Last week, the court ordered the Alaska Redistricting Board to re-draw lines to comply with the Alaska Constitution mandate for districts to be compact, contiguous and share similar socio-economics.

Thomas then appeared set for a match-up with Juneau Rep. Cathy Munoz, a Republican incumbent, in a district that lumped Haines, Gustavus and Skagway with the Mendenhall Valley. About 14,000 of the district’s 17,500 residents would have been from Juneau.

“Before, it was iffy,” Thomas said. “It would have been a challenge in Juneau.”

“This is not a Native vs. non-Native issue,” said Dave Berry, Chilkoot Indian Association tribal administrator. “This is an issue where an existing redistricting map has been approved by the (U.S.) Department of Justice and, at the last minute, the redistricting committee changed that, which we believe, and our attorney believes, is a violation of the civil voting act.”

Berry spoke at a special meeting of the Haines Borough Assembly on Friday, when members unanimously approved a resolution authorizing the borough attorney to file objections against the plan pairing Haines with the Mendenhall Valley.

“We live differently, we move differently and we breathe, as far as I’m concerned, differently than the Mendenhall Valley people,” Berry said. “We have an easier lifestyle and a mellow lifestyle.”

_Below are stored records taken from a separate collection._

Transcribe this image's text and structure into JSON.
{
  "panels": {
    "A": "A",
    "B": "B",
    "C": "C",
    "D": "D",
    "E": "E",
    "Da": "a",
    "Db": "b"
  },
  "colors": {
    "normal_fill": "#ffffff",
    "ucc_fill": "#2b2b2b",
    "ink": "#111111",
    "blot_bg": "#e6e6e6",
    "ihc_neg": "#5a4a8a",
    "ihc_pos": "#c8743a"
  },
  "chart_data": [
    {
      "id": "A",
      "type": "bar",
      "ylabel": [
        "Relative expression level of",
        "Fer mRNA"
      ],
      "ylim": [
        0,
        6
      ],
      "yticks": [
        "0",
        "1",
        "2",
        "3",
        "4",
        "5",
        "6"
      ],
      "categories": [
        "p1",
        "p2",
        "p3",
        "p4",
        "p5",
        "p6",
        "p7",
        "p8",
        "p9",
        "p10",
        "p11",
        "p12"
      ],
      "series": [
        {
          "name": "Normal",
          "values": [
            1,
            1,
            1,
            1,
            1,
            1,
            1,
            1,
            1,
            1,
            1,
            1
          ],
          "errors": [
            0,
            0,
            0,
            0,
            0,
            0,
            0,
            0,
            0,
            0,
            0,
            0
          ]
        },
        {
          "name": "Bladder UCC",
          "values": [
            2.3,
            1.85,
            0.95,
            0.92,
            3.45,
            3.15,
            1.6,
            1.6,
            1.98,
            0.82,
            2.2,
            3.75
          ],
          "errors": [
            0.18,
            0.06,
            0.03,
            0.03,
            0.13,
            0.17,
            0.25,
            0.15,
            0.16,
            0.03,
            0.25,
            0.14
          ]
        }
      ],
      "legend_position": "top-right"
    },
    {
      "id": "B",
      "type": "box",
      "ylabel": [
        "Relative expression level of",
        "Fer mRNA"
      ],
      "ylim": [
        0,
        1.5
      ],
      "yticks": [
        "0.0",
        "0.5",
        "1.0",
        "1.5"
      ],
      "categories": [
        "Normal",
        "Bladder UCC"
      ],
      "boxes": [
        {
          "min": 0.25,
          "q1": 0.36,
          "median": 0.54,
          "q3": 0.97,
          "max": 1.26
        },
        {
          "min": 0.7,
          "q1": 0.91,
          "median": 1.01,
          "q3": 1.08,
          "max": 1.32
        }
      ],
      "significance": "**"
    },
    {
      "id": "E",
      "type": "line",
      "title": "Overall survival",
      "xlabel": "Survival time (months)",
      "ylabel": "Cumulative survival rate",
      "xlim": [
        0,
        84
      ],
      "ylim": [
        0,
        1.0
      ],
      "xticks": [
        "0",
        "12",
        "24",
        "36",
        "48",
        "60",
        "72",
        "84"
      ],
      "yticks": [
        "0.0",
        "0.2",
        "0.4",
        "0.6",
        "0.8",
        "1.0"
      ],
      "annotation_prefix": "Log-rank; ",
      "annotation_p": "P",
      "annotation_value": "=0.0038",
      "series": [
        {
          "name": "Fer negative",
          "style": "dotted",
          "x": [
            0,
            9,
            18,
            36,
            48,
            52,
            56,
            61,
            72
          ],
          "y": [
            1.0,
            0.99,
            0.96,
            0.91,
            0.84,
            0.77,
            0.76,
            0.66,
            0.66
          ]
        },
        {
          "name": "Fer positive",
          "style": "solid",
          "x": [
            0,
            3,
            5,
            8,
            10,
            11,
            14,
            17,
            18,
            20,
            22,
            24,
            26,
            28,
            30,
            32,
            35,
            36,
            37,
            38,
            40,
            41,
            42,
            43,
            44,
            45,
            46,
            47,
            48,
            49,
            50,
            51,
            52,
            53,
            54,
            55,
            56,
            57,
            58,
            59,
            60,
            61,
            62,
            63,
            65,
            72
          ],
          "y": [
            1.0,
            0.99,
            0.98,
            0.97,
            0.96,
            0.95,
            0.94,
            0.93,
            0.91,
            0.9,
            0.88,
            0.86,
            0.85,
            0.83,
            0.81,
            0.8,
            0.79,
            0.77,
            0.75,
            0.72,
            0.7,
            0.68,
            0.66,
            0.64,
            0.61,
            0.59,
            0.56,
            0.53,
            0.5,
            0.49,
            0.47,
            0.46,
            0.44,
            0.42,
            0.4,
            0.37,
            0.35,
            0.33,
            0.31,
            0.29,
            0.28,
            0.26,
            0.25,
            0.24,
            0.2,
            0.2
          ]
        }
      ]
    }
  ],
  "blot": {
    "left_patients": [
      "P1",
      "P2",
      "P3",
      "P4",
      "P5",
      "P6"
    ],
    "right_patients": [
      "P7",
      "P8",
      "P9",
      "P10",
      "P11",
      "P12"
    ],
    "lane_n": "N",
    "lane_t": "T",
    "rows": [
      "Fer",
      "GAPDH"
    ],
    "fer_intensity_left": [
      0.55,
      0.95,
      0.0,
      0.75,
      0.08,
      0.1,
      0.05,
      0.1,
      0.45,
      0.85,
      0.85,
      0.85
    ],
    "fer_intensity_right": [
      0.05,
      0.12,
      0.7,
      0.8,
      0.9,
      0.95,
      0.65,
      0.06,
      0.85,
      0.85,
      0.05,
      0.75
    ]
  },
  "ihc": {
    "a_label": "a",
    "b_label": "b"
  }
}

Kimberley Strong, tribal council president of Chilkat Indian Village, also opposed the plan.

Residents at the May 18 meeting voiced support for Thomas, but assembly member Debra Schnabel said the issue goes beyond incumbency.

“If I had landed on the planet this morning and been approached with this, it would never have occurred to me that this was an issue of who was the incumbent and who was not the incumbent representative,” she said. “I would look entirely at the requirement for voting districts to be based on socioeconomic issues.”

Schnabel said Haines is “still in a state of development” and has different concerns from Juneau in terms of fisheries; power and utilities; water and sewer; transportation; emergency services; and solid waste.

“We don’t have a lot in common with Mendenhall, other than Costco,” said resident Norman Hughes.

Resident Kathleen Menke said Haines and Juneau have common socioeconomic interests and said a district with Juneau and Skagway made sense for the Chilkat Valley.

“We share a day ferry with Haines, Skagway and Juneau, we use the Juneau airport, we use the Juneau medical facilities, we share hydropower with Skagway, and our communications - the radio station - is with Haines, Klukwan and Skagway,” she said.

Thomas, co-chair of the House Finance Committee, said he thinks the district lines won’t be changed again before the November general election, but he likely would wait until after the June 1 filing deadline to start displaying campaign signs.

“I’ve been traveling in Anchorage and Juneau and up in Sitka, and there are no campaign signs out anywhere, I think because of the confusion,” he said.